For a time, I was thrilled by the clarity and speed with which I could move through so many questions in a single day. But soon, I couldn’t ignore a growing sense of emptiness. There were undeniable “wins,” but I couldn’t claim them fully. It felt unearned. It felt hollow.
This realization gave me a new lens through which to view my pastor’s New Year’s Eve sermon. He wasn’t addressing the “problem of evil” directly, but he noted that in a “perfect setting,” humankind naturally becomes arrogant, and that God allows suffering as a necessary means to draw us closer to Him.
I struggled with this. If we are creations and God is the Creator, why must we take accountability for our nature that seems bound to fail? If we are designed to become arrogant in a perfect world — or more broadly, prone to sin — doesn’t that point to a defect in the design? And if so, doesn’t that responsibility ultimately rest with the one who made us? The more powerful and knowing the Creator, the more fault I found in Him.
But in light of my experiences with AI, I am beginning to see the point of “suffering” or the sweat of labor. Since the Garden of Eden, perhaps the governing rule has been simple: we reap what we sow. Not as punishment, but as process. What I’m beginning to see is that growth cannot be rushed; it demands time and the slow work of wrestling.
AI offers a “perfect setting” where we don’t have to sow, yet we expect to reap. It tempts us to bypass growth altogether. And if we remove the “sowing” — the question, the wrestle, the time — I fear we risk losing the very thing that makes us more than just a sophisticated machine: the capacity to err, to question, to learn, and to integrate. It is through toil, after all, that knowledge becomes internal, and the process itself begins to matter.

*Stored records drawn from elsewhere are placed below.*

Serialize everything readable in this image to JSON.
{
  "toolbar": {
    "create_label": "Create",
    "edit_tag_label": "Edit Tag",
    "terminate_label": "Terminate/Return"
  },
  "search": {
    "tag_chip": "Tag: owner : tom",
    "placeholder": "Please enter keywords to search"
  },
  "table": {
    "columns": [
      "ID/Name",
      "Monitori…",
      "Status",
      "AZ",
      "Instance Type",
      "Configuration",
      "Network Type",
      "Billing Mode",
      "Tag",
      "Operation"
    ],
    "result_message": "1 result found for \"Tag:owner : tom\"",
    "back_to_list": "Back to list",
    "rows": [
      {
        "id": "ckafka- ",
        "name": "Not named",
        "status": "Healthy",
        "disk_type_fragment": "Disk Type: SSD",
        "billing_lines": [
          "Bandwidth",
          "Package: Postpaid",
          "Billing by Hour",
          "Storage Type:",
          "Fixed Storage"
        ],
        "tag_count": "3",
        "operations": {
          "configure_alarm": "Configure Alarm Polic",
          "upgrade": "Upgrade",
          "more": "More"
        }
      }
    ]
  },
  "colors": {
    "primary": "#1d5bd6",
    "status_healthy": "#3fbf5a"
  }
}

Don’t get me wrong; I am not necessarily against AI. I recognize its utility and its inevitability. But it is moving faster than our ability to understand it. I find myself wishing for the world to slow down — if only to give us the room to reflect on what it means to be human, to suffer, and to be redeemed.

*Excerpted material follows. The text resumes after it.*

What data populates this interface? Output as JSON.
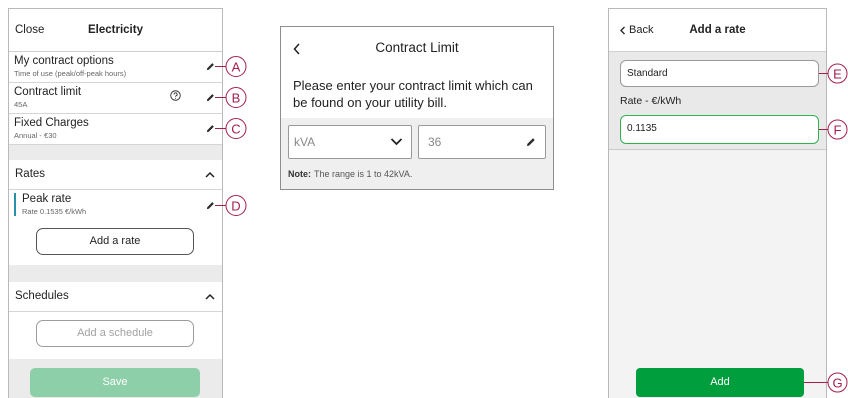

Can we pause, take a breath, and ask ourselves what we are forfeiting in our pursuit of speed and convenience? What are the consequences of the choices we are making? What is at stake? What should matter going forward in the age of AI? I fear we won’t linger long enough to ask these questions — that we’ll be left to survive on our own.
But will we?
Just questions. No answers.
And maybe that’s a good place to begin.